Relaxing at the local yacht club, we met a German who had come to Arica as a young man in a Peace Corps-type program, returned to Germany, and grown homesick for Arica. He found a ready market for used German autos and parts, and made a comfortable living. The import tax on new vehicles is very high, he told us, and German vehicles are just broken in after five years.
He gave us a ride around town, pointing out that Sir Francis Drake is buried in Arica and that the steel and zinc Iglesia San Marcos de Arica was designed and constructed in 1875 by the French civil engineer Alejandro Gustavo Eiffel. Born in Dijon, France, Eiffel lived for a time in the Yucatan of Mexico and in northern Chile. He is best known, of course, for his tower in Paris.
The next port of call was Iquique, Chile, a dot of green surrounded by arid desert where nothing at all exists — no trees, no grass, no cactus, no birds, no nothing. Iquique was most important in the 1800s and 1900s for its nitrate mines. Nitrate is the basis for gunpowder and was the lifeblood of the exceedingly violent Latin Americans.
We and our Chicago friends hired a cab for $40 and took a ride into the desert to visit the ghost town of Humberstone (ship excursion: $79 each). This town was so successful in its heyday that it boasted a hotel, casino and theater with entertainers imported from Europe. When the nitrate mine there closed, the occupants picked up their furniture and left. My wife did her act on the silent stage and I played out "High Noon" in the deserted streets. The only sound was the occasional passing vehicle out on the main road.
Our next port was Coquimbo, Chile, a town known for being "quiet." To the south across the riverbed is the equal-sized town of La Serena, a bustling resort community. We chose to walk around Coquimbo visiting the vast seafood markets. The place is ceviche heaven.

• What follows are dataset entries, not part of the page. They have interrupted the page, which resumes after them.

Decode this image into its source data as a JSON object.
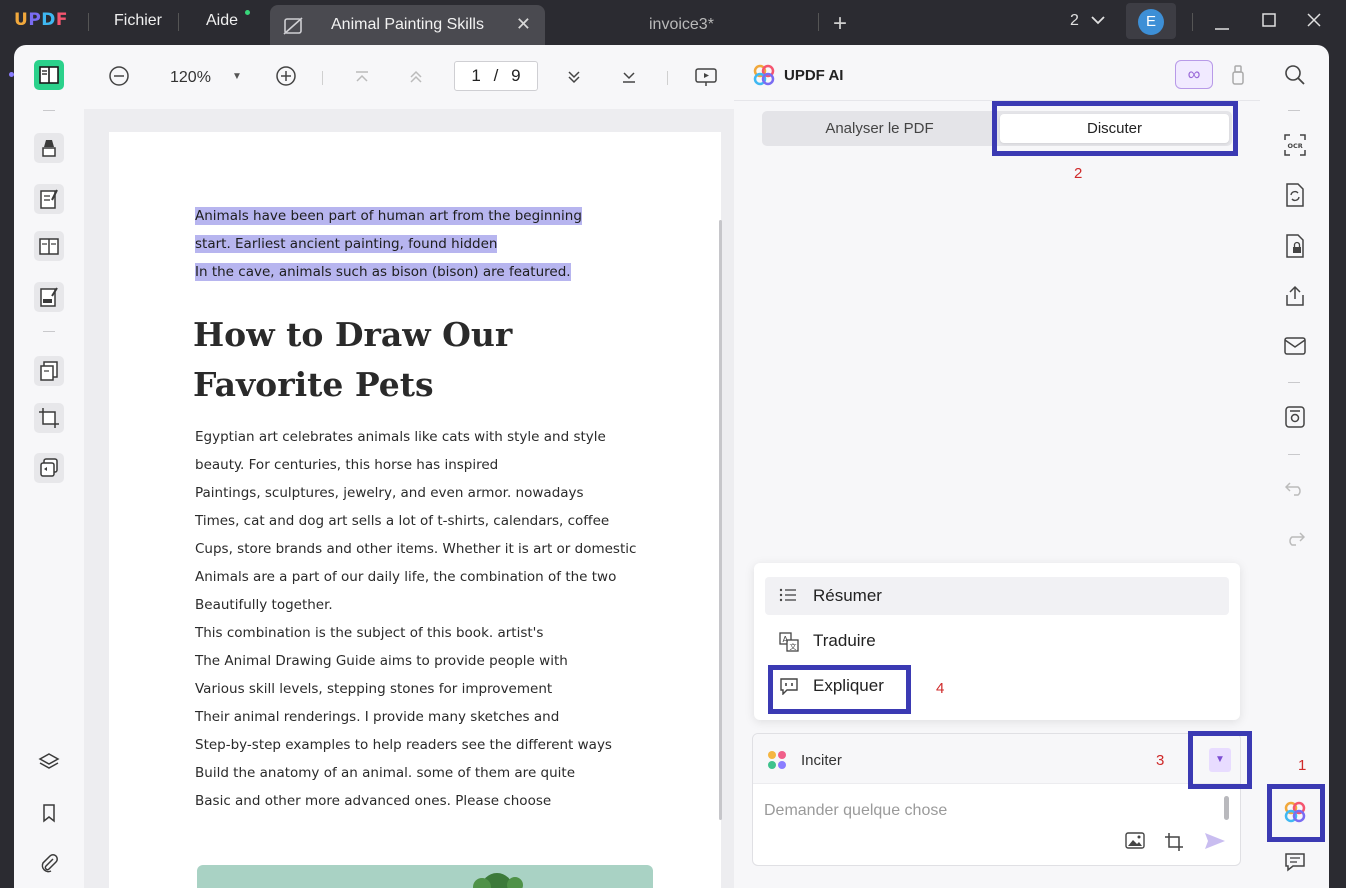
{
  "app": {
    "logo": "UPDF",
    "logo_colors": [
      "#f1a83c",
      "#7a6cf2",
      "#3fb8f2",
      "#f5556f"
    ],
    "menu": {
      "file": "Fichier",
      "help": "Aide"
    },
    "tabs": [
      {
        "title": "Animal Painting Skills",
        "active": true
      },
      {
        "title": "invoice3*",
        "active": false
      }
    ],
    "window_count": "2",
    "avatar_letter": "E"
  },
  "doc_toolbar": {
    "zoom": "120%",
    "page_current": "1",
    "page_separator": "/",
    "page_total": "9"
  },
  "document": {
    "highlighted_lines": [
      "Animals have been part of human art from the beginning",
      "start. Earliest ancient painting, found hidden",
      "In the cave, animals such as bison (bison) are featured."
    ],
    "heading_lines": [
      "How to Draw Our",
      "Favorite Pets"
    ],
    "paragraph_lines": [
      "Egyptian art celebrates animals like cats with style and style",
      "beauty. For centuries, this horse has inspired",
      "Paintings, sculptures, jewelry, and even armor. nowadays",
      "Times, cat and dog art sells a lot of t-shirts, calendars, coffee",
      "Cups, store brands and other items. Whether it is art or domestic",
      "Animals are a part of our daily life, the combination of the two",
      "Beautifully together.",
      "This combination is the subject of this book. artist's",
      "The Animal Drawing Guide aims to provide people with",
      "Various skill levels, stepping stones for improvement",
      "Their animal renderings. I provide many sketches and",
      "Step-by-step examples to help readers see the different ways",
      "Build the anatomy of an animal. some of them are quite",
      "Basic and other more advanced ones. Please choose"
    ],
    "highlight_color": "#b7b5ef"
  },
  "ai_panel": {
    "title": "UPDF AI",
    "mode_tabs": [
      "Analyser le PDF",
      "Discuter"
    ],
    "active_mode": "Discuter",
    "prompt_menu": [
      "Résumer",
      "Traduire",
      "Expliquer"
    ],
    "prompt_label": "Inciter",
    "input_placeholder": "Demander quelque chose",
    "accent": "#7d4ed3"
  },
  "annotations": {
    "box_color": "#3b3ab3",
    "number_color": "#cf2a2a",
    "labels": [
      "1",
      "2",
      "3",
      "4"
    ]
  }
}
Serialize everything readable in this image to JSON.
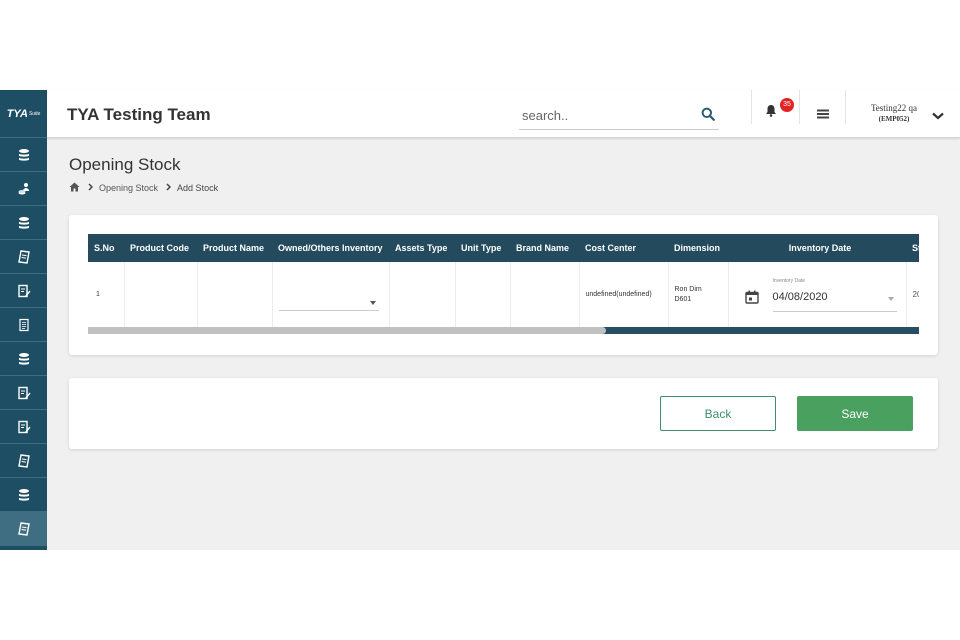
{
  "app": {
    "logo_text": "TYA",
    "logo_sub": "Suite",
    "title": "TYA Testing Team"
  },
  "colors": {
    "sidebar": "#1d4e64",
    "table_header": "#244a5e",
    "save_button": "#4aa05e",
    "badge": "#e32222"
  },
  "sidebar": {
    "items": [
      {
        "icon": "stack-icon"
      },
      {
        "icon": "user-coins-icon"
      },
      {
        "icon": "stack-icon"
      },
      {
        "icon": "note-icon"
      },
      {
        "icon": "edit-icon"
      },
      {
        "icon": "document-icon"
      },
      {
        "icon": "stack-icon"
      },
      {
        "icon": "edit-icon"
      },
      {
        "icon": "edit-icon"
      },
      {
        "icon": "note-icon"
      },
      {
        "icon": "stack-icon"
      },
      {
        "icon": "note-icon",
        "active": true
      }
    ]
  },
  "header": {
    "search_placeholder": "search..",
    "notification_count": "35",
    "user_name": "Testing22 qa",
    "user_code": "(EMP052)"
  },
  "page": {
    "title": "Opening Stock",
    "breadcrumb": [
      "Opening Stock",
      "Add Stock"
    ]
  },
  "table": {
    "columns": [
      "S.No",
      "Product Code",
      "Product Name",
      "Owned/Others Inventory",
      "Assets Type",
      "Unit Type",
      "Brand Name",
      "Cost Center",
      "Dimension",
      "Inventory Date",
      "St"
    ],
    "rows": [
      {
        "sno": "1",
        "product_code": "",
        "product_name": "",
        "owned": "",
        "assets_type": "",
        "unit_type": "",
        "brand_name": "",
        "cost_center": "undefined(undefined)",
        "dimension_line1": "Ron Dim",
        "dimension_line2": "D601",
        "inventory_date_label": "Inventory Date",
        "inventory_date": "04/08/2020",
        "next": "20"
      }
    ]
  },
  "actions": {
    "back_label": "Back",
    "save_label": "Save"
  }
}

We also spent a good part of our time in a park with several hundred children having a Christmas party. There were a dozen costumed entertainers and lots of good dance music. Coquimbo also boasts one of Eiffel's steel and zinc churches on its main plaza, Iglesia Guayacan.
Our final port of call was Valparaiso, Chile. We could have spent the day on a $189 cruise ship tour bus, but elected to take the $4 air-conditioned bus to Santiago.
In summary, you can spend a great deal of money rushing through a number of port experiences, or you can lay back, call it a cruise, and exercise on shore.
The shipboard-booked Machu Picchu trip was the worst example of all to my way of thinking. You left the ship for three days, paid $1,650 ($1,550 double), and got a headache from the altitude during your couple of hours at the site. The tourist offices at Arica, where you rejoined the ship, were advertising a four-day, three-night trip for U.S. $250-$295.
All of the taxi drivers we talked to — in the towns, not at the docks — would work happily for $10 an hour and some for $5. Having another couple to share excursions added to the enjoyment. We genuinely enjoyed meeting people by walking and stopping to ask questions. We found most people at the ports of call — like those who welcome vacationers in most other places — incredibly friendly and eager to tell inquisitive visitors about their home.